Patients live longer if they do not take antibiotics in month before immunotherapy
Taking antibiotics in the month before starting immunotherapy dramatically reduces a cancer patient’s chances of survival, according to a small but groundbreaking study.
Scientists at Imperial College London believe antibiotics strip out helpful bacteria from the gut, which weakens the immune system. This appears to make it less likely that immunotherapy drugs will boost the body’s cancer-fighting capability.
In their study of nearly 200 cancer patients in two NHS hospitals, the researchers found that those who had taken broad-spectrum antibiotics for just a few days for common problems such as chest infections survived for a median of two months after immunotherapy, compared with 26 months for those who had not been on antibiotics.
The substantial difference in survival, and clear evidence from CT scans that tumours grow more rapidly in those who have taken antibiotics, has led the researchers to call for more work to be done urgently to guide doctors.

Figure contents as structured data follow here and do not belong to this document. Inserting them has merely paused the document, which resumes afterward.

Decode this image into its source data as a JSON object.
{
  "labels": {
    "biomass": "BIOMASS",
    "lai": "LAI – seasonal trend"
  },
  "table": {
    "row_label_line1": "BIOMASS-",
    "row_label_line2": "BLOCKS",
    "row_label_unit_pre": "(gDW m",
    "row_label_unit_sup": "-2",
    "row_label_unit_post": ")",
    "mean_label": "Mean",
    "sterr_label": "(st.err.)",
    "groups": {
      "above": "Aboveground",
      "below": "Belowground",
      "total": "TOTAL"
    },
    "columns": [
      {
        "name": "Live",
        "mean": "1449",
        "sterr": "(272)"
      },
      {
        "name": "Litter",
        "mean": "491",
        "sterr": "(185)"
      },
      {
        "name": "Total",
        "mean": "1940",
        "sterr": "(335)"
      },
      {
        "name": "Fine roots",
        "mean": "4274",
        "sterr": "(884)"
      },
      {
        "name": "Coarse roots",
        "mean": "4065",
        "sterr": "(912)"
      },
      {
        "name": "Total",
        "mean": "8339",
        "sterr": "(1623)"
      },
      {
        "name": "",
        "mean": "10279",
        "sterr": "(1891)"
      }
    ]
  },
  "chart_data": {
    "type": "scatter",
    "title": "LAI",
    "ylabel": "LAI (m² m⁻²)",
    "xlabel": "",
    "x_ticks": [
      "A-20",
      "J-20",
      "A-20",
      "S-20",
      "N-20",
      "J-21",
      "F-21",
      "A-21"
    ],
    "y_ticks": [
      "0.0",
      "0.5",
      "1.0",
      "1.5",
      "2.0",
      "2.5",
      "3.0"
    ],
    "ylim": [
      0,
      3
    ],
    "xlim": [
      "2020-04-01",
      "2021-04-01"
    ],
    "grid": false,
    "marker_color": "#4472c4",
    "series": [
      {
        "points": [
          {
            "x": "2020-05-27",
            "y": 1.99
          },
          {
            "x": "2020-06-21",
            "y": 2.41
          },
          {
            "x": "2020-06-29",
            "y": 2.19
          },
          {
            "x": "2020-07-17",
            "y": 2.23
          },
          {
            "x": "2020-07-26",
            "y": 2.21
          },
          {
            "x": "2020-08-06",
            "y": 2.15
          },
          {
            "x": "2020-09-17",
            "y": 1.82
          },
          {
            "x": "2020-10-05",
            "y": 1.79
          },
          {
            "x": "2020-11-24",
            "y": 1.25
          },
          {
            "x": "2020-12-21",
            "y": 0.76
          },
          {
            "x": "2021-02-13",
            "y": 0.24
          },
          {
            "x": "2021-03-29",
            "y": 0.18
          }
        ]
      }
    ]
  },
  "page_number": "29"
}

“Antibiotics clearly wipe out some of the gut microbiota,” said Dr David Pinato, from ICL’s department of surgery and cancer, who was one of the authors of the study published in the journal Jama Oncology. “If you have got a good microbiome, you are more likely to have educated your immune system to fight cancer better.”
The results were the same no matter which antibiotics people were on or the type of cancer they had. In lung cancer, where chest infections are more common, median survival was 2.5 months in those who had been on antibiotics before starting the immunotherapy drugs, known as checkpoint inhibitors, versus 26 months in those who had not. In melanoma it was 3.9 versus 14 months, and in other tumours five weeks versus 11 months.